İzmir ve çevresinde artçı depremleri bilimsel değerlendiriyoruz; toplumsal hazırlık ve bilinçli dayanıklılık için pratik, güvenilir bilgiler.
Balıkesir’in Sındırgı ilçesinde 10 Ağustos’ta kaydedilen 6.1 büyüklüğündeki deprem sonrası geçen yaklaşık bir buçuk aylık süreçte pek çok artçı deprem meydana geldi. Jeofizik Mühendisleri Odası İzmir Şube Başkanı Sinancan Öziçer, depremden sonraki dönemde günlük artçı sayısının 400-500 aralığından başlayıp eylül başında düşüş gösterdiğini, ancak birkaç gün önce 5 büyüklüğünde yeni bir artçı ile bu rakamların yine yüzlerceye ulaştığını söyledi. Ayrıca 10 Ağustos öncesi günlük ortalamanın 7-8 olduğunu ifade eden uzman, şu an bu değerlerin 100’ün üzerinde olduğuna dikkat çekti. Günlük deprem sayısının 10’a düştüğünde artçıların biteceğini öngördüklerini belirtti.

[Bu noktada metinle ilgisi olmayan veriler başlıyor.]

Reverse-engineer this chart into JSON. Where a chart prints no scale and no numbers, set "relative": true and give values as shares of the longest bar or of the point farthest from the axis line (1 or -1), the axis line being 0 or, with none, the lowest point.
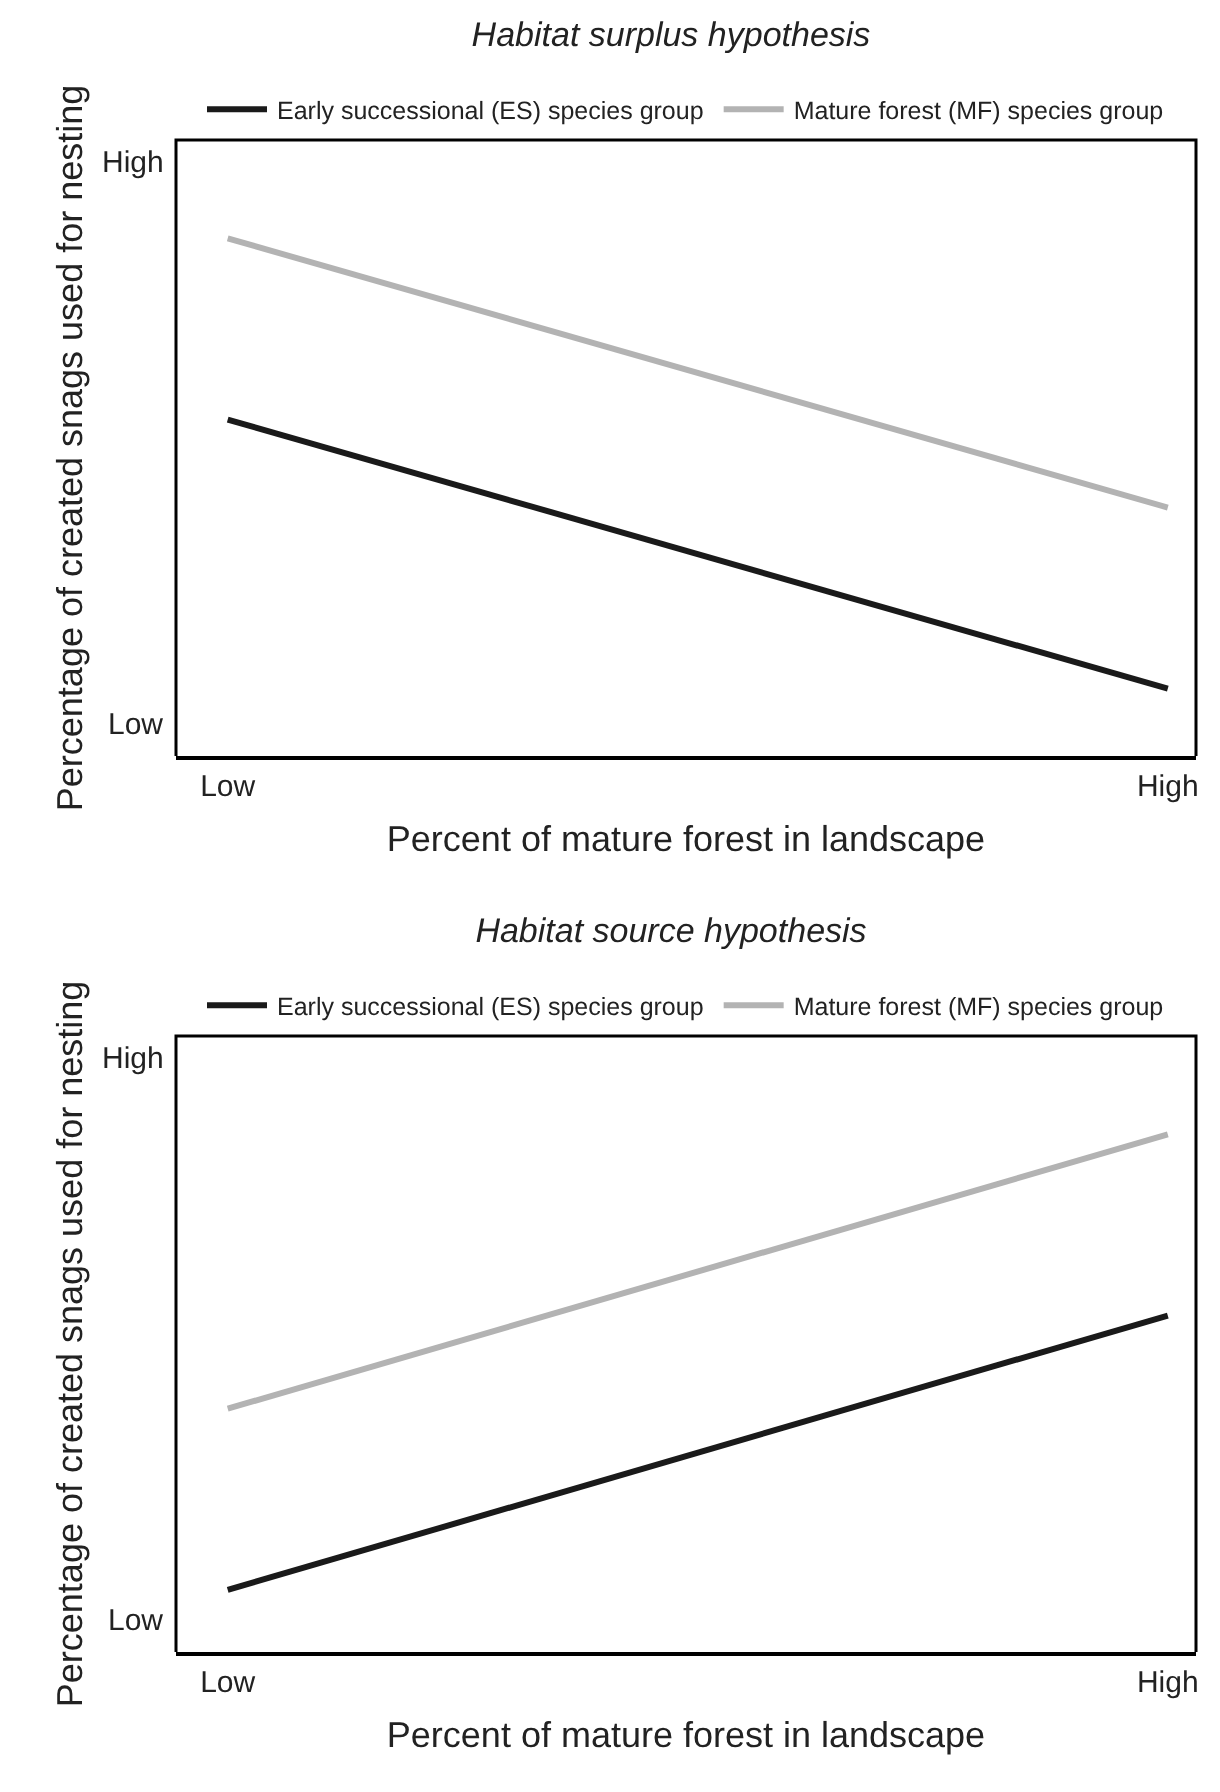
{
  "chart_data": [
    {
      "type": "line",
      "title": "Habitat surplus hypothesis",
      "xlabel": "Percent of mature forest in landscape",
      "ylabel": "Percentage of created snags used for nesting",
      "categories": [
        "Low",
        "High"
      ],
      "relative": true,
      "series": [
        {
          "name": "Early successional (ES) species group",
          "color": "#1a1a1a",
          "values": [
            0.65,
            0.13
          ]
        },
        {
          "name": "Mature forest (MF) species group",
          "color": "#b3b3b3",
          "values": [
            1,
            0.48
          ]
        }
      ],
      "annotations": [
        "High",
        "Low"
      ],
      "grid": false,
      "legend": "top",
      "marker": "none",
      "line_style": "solid"
    },
    {
      "type": "line",
      "title": "Habitat source hypothesis",
      "xlabel": "Percent of mature forest in landscape",
      "ylabel": "Percentage of created snags used for nesting",
      "categories": [
        "Low",
        "High"
      ],
      "relative": true,
      "series": [
        {
          "name": "Early successional (ES) species group",
          "color": "#1a1a1a",
          "values": [
            0.12,
            0.65
          ]
        },
        {
          "name": "Mature forest (MF) species group",
          "color": "#b3b3b3",
          "values": [
            0.47,
            1
          ]
        }
      ],
      "annotations": [
        "High",
        "Low"
      ],
      "grid": false,
      "legend": "top",
      "marker": "none",
      "line_style": "solid"
    }
  ]
}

‘DEPREMLER İZMİR VE ÇEVRESİNDE KORKU VE PANİĞE SEBEBİYET VERİYOR’ Kilometrelerce ötede gerçekleşen bir depremin İzmir’de bu kadar güçlü hissedilmesinin ana nedeni olarak zemin yapısını işaret eden Öziçer, deprem dalgalarının kilitli yer altı katmanlarıyla etkileşime girerken genlik ve güç değişimine uğradığını ifade etti. Kayalık zeminler dalganın farklı davranmasına yol açarken, balçık ya da alüvyon gibi zemin türlerinde ise bu etki daha da belirginleşiyor. İzmir’e yaklaştıkça, sönmeye yüz tutmuş şiddetin zaruret halinde artması, bazı bölgelerde, özellikle yaşı 35 ve üzerinde, zemini zayıf olan yüksek yapılar üzerinde deprem dalgalarının etkisini güçlendirebiliyor.

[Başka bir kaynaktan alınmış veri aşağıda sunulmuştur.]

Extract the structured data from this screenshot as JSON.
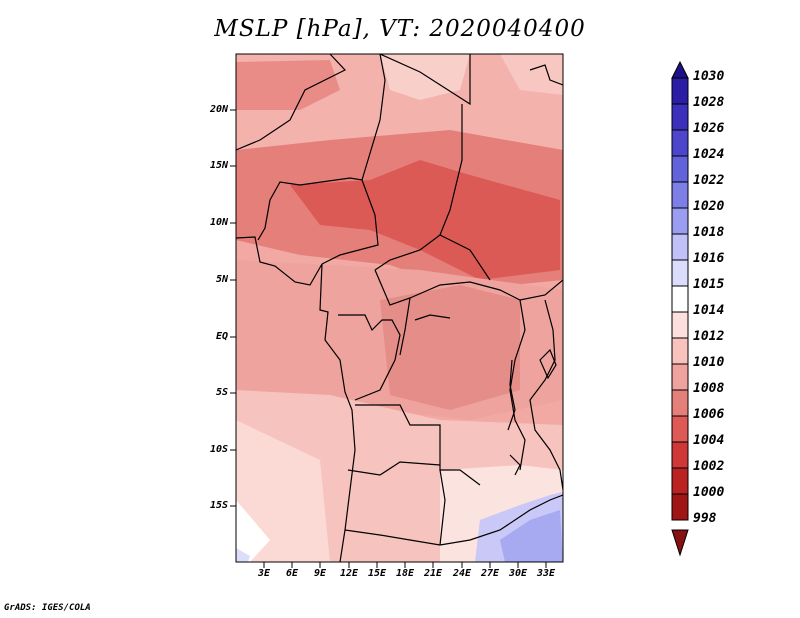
{
  "title": "MSLP [hPa], VT: 2020040400",
  "credit": "GrADS: IGES/COLA",
  "map": {
    "lat_labels": [
      "20N",
      "15N",
      "10N",
      "5N",
      "EQ",
      "5S",
      "10S",
      "15S"
    ],
    "lon_labels": [
      "3E",
      "6E",
      "9E",
      "12E",
      "15E",
      "18E",
      "21E",
      "24E",
      "27E",
      "30E",
      "33E"
    ]
  },
  "colorbar": {
    "levels": [
      "1030",
      "1028",
      "1026",
      "1024",
      "1022",
      "1020",
      "1018",
      "1016",
      "1015",
      "1014",
      "1012",
      "1010",
      "1008",
      "1006",
      "1004",
      "1002",
      "1000",
      "998"
    ],
    "colors": [
      "#1e0f8a",
      "#2a1ea5",
      "#3a30bb",
      "#4d46cc",
      "#6262db",
      "#7d7fe6",
      "#9b9ef0",
      "#bfc1f7",
      "#dcdcfb",
      "#ffffff",
      "#fde0dd",
      "#f8c2bd",
      "#eea39e",
      "#e57f7a",
      "#dd5a56",
      "#d03838",
      "#bb2323",
      "#a01616",
      "#881010"
    ]
  }
}
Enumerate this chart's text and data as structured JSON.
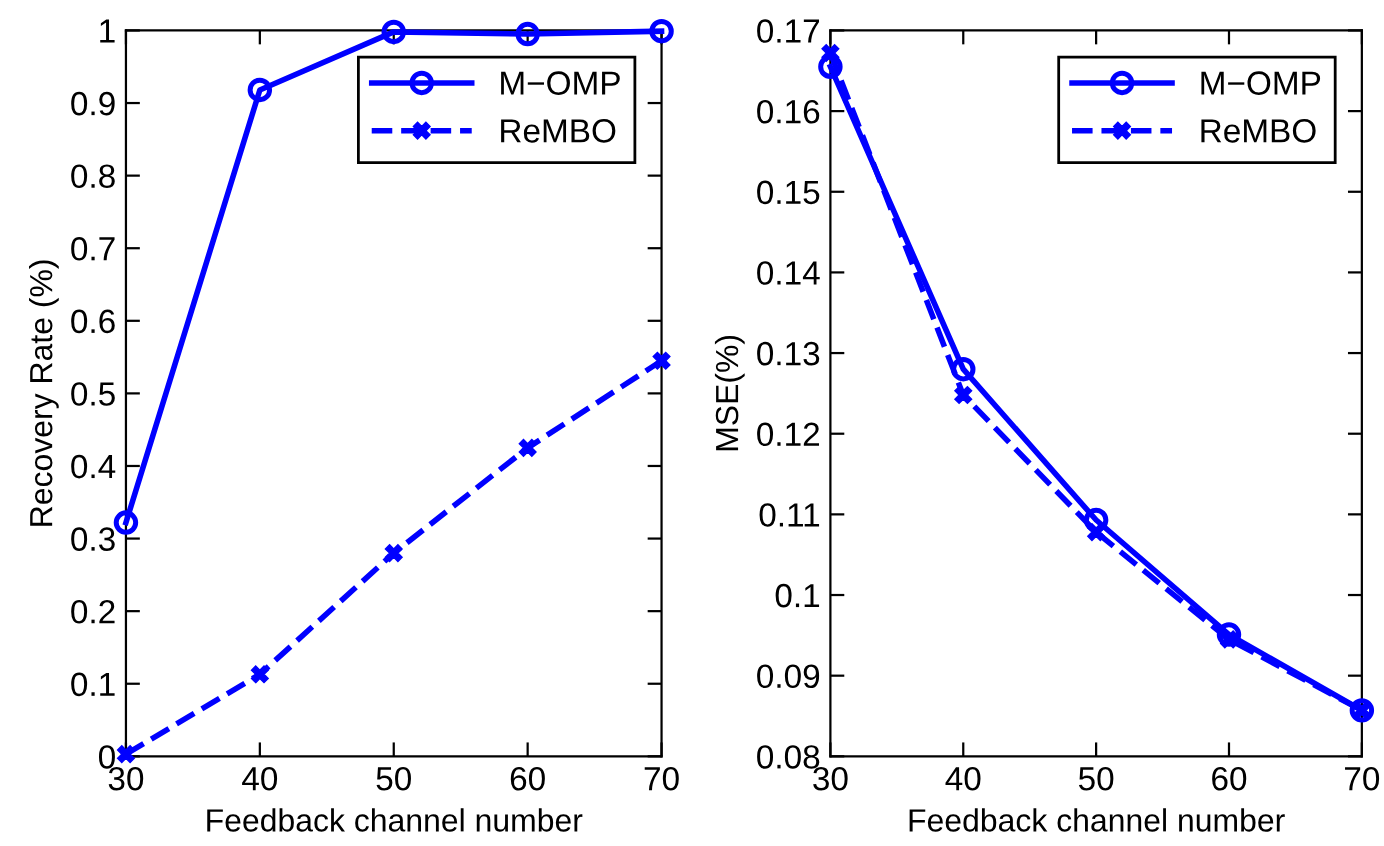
{
  "chart_data": [
    {
      "type": "line",
      "xlabel": "Feedback channel number",
      "ylabel": "Recovery Rate (%)",
      "x": [
        30,
        40,
        50,
        60,
        70
      ],
      "xlim": [
        30,
        70
      ],
      "xticks": [
        30,
        40,
        50,
        60,
        70
      ],
      "ylim": [
        0,
        1
      ],
      "yticks": [
        0,
        0.1,
        0.2,
        0.3,
        0.4,
        0.5,
        0.6,
        0.7,
        0.8,
        0.9,
        1
      ],
      "grid": false,
      "legend": "top right",
      "series": [
        {
          "name": "M−OMP",
          "color": "#0000ff",
          "marker": "circle",
          "line_style": "solid",
          "values": [
            0.322,
            0.918,
            0.998,
            0.995,
            0.999
          ]
        },
        {
          "name": "ReMBO",
          "color": "#0000ff",
          "marker": "cross",
          "line_style": "dashed",
          "values": [
            0.003,
            0.113,
            0.28,
            0.425,
            0.545
          ]
        }
      ]
    },
    {
      "type": "line",
      "xlabel": "Feedback channel number",
      "ylabel": "MSE(%)",
      "x": [
        30,
        40,
        50,
        60,
        70
      ],
      "xlim": [
        30,
        70
      ],
      "xticks": [
        30,
        40,
        50,
        60,
        70
      ],
      "ylim": [
        0.08,
        0.17
      ],
      "yticks": [
        0.08,
        0.09,
        0.1,
        0.11,
        0.12,
        0.13,
        0.14,
        0.15,
        0.16,
        0.17
      ],
      "grid": false,
      "legend": "top right",
      "series": [
        {
          "name": "M−OMP",
          "color": "#0000ff",
          "marker": "circle",
          "line_style": "solid",
          "values": [
            0.1655,
            0.128,
            0.1093,
            0.0951,
            0.0857
          ]
        },
        {
          "name": "ReMBO",
          "color": "#0000ff",
          "marker": "cross",
          "line_style": "dashed",
          "values": [
            0.1672,
            0.1248,
            0.1078,
            0.0945,
            0.0857
          ]
        }
      ]
    }
  ]
}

‘DEPREM BÖLGESİNDE YAŞADIĞIMIZI BİLMELİYİZ’ Türkiye’nin dünyanın en aktif ikinci deprem kuşağında yer aldığını hatırlatan Öziçer, ülkenin Alpler ile Himalayalar arasındaki bu aktif kuşakta bulunduğunu belirtti. Geçmişte olduğu gibi gelecekte de can kayıplarına yol açabilecek büyüklükte depremlerin meydana geleceğini vurgulayan uzman, bunun zamanını ve yerini net olarak öngöremediğimizi söyledi. Deprem bölgesinde olduğumuzu bilinmesi gerektiğini dile getirerek vatandaşların yerel belediyeler, devlet ve sivil toplum kuruluşlarıyla uyum içinde hareket etmesinin önemine işaret etti. Ayrıca fay hatlarının bulunduğu bölgelerde doğal kaynakların (petrol, maden yatakları, jeotermal enerji gibi) varlığı nedeniyle bu bölgelerin dikkatli ve rasyonel kullanımıyla, deprem direncini artıracak adımlar atılabileceğini sözlerine ekledi.

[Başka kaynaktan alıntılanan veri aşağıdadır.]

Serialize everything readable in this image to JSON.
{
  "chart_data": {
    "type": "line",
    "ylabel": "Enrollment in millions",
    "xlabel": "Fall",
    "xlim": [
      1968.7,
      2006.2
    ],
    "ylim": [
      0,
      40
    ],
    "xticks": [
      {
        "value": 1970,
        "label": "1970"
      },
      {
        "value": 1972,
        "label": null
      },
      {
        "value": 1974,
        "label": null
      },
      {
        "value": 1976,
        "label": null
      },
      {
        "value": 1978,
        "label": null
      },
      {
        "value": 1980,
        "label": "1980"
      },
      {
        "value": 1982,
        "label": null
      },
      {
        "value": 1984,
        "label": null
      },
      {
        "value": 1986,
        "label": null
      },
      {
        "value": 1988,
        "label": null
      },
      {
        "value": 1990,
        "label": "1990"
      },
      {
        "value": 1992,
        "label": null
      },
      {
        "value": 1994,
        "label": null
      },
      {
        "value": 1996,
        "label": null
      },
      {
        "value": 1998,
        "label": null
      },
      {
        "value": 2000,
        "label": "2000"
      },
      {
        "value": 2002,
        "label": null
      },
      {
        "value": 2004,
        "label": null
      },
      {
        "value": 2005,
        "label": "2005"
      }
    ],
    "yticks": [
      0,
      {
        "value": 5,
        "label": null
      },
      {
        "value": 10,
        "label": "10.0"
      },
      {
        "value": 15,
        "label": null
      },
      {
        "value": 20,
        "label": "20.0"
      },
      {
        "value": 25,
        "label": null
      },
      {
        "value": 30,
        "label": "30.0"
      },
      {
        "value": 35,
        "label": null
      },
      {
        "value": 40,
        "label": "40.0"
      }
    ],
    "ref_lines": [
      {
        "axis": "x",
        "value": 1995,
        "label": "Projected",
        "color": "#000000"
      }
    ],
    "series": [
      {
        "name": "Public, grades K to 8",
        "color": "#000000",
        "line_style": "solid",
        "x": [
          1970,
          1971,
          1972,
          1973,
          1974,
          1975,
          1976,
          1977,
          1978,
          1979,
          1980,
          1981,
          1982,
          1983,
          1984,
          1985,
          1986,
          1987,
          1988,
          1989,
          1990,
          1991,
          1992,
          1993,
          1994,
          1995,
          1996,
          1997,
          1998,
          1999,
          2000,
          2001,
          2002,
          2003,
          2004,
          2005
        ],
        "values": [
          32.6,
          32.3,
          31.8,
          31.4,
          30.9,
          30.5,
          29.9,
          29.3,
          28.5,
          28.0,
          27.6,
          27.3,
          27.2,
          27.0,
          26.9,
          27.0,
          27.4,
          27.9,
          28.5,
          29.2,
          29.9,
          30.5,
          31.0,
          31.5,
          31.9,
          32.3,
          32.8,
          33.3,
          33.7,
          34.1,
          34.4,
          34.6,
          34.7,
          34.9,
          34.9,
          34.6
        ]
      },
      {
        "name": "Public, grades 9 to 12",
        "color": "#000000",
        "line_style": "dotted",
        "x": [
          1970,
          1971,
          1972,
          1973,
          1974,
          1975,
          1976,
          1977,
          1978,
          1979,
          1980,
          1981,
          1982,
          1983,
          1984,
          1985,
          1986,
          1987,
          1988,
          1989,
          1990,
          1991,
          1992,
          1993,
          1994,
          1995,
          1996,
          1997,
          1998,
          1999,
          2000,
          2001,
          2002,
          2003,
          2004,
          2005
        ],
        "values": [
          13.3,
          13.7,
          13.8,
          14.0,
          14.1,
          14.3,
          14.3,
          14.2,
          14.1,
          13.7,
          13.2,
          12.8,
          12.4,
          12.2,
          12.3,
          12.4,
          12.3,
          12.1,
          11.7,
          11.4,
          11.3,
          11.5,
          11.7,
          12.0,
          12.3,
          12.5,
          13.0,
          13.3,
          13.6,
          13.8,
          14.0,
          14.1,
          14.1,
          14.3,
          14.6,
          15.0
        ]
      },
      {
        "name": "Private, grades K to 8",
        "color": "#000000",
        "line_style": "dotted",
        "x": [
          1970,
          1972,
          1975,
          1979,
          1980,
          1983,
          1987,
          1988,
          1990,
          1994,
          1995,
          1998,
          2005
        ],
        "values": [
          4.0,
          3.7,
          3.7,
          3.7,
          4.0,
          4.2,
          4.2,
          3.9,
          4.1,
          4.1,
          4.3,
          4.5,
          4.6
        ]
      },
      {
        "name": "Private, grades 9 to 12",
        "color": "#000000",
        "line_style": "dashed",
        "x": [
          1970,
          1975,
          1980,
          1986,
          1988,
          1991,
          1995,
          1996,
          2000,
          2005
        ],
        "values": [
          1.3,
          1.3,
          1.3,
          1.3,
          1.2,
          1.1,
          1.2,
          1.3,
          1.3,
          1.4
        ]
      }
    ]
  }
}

Öziçer, sözlerini şu şekilde sürdürdü: “Depremlerin olmaması, dünyamızdaki yaşamın yok olması anlamına gelir. Depremsiz bir dünya, nefesimizin kesilmesi demektir. Bu nedenle depremden korkmadan, dirençli kentler kurma amacıyla herkes gerektiğinde üzerine düşeni yapmalı ve toplumsal dayanışma ile gündelik yaşamını sürdürmelidir.”